Но вернемся к Крымову.

Крымов капризно не хочет в Париж.

Семираев жаждет Парижа.

Крымов — замечательный семьянин. Никаких увлечений, с Ириной — платонические беседы о прекрасном.

Семираев чуть ли не подстроил самоубийство первой жены; дожимает вторую. Негодяй и подонок в личной жизни.

Крымов — в высоких мыслях о своей миссии и о своей «вине».

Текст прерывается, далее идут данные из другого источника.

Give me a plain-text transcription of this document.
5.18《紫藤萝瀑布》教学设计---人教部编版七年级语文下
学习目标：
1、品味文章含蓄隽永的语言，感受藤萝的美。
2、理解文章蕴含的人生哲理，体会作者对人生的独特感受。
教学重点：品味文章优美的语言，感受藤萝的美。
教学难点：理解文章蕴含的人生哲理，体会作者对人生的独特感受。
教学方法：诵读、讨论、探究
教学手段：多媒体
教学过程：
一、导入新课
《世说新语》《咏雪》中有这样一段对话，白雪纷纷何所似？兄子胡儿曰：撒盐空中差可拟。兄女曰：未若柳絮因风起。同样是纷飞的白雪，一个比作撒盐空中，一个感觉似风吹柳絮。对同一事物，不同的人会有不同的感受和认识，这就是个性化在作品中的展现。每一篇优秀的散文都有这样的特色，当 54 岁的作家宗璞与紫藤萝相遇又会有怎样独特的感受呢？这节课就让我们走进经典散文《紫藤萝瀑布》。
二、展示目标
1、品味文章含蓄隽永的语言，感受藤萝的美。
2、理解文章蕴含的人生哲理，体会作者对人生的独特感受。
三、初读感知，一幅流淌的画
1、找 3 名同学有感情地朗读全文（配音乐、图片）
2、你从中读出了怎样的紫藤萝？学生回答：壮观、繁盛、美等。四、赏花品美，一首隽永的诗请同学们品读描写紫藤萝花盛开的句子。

Семираев готов идти по трупам, только бы забраться наверх.

Видите, какие они разные?

И все же — они, на мой взгляд, духовные близнецы.

Постараюсь доказать.

Прежде всего, оба — духовные импотенты. Полотна, создаваемые Семираевым, ничем не хуже той мыслительной беспомощности, которую демонстрирует Крымов. Крымова на протяжении всего романа не посещает ни одна поистине творческая, яркая мысль. Мы не можем себе представить образ его мыслей в кино. Кто он? Что он из себя представляет, этот лауреат? Какого типа, какого направления режиссер? Какова его эстетика? Кто его товарищи по профессии (директор Молочков в расчет не берется)? Где его группа? Оператор любимый где? Художник? В чем его отличие от Бондарчука? Или Никиты Михалкова? Где его среда? Допотопный слепок со Смердякова, этот Молочков его среда? Ни на один из этих вопросов ответа роман дать не может. Поэтому я смею утверждать, что при всех «словесах» Крымова он — картонная пустота, условность, фикция.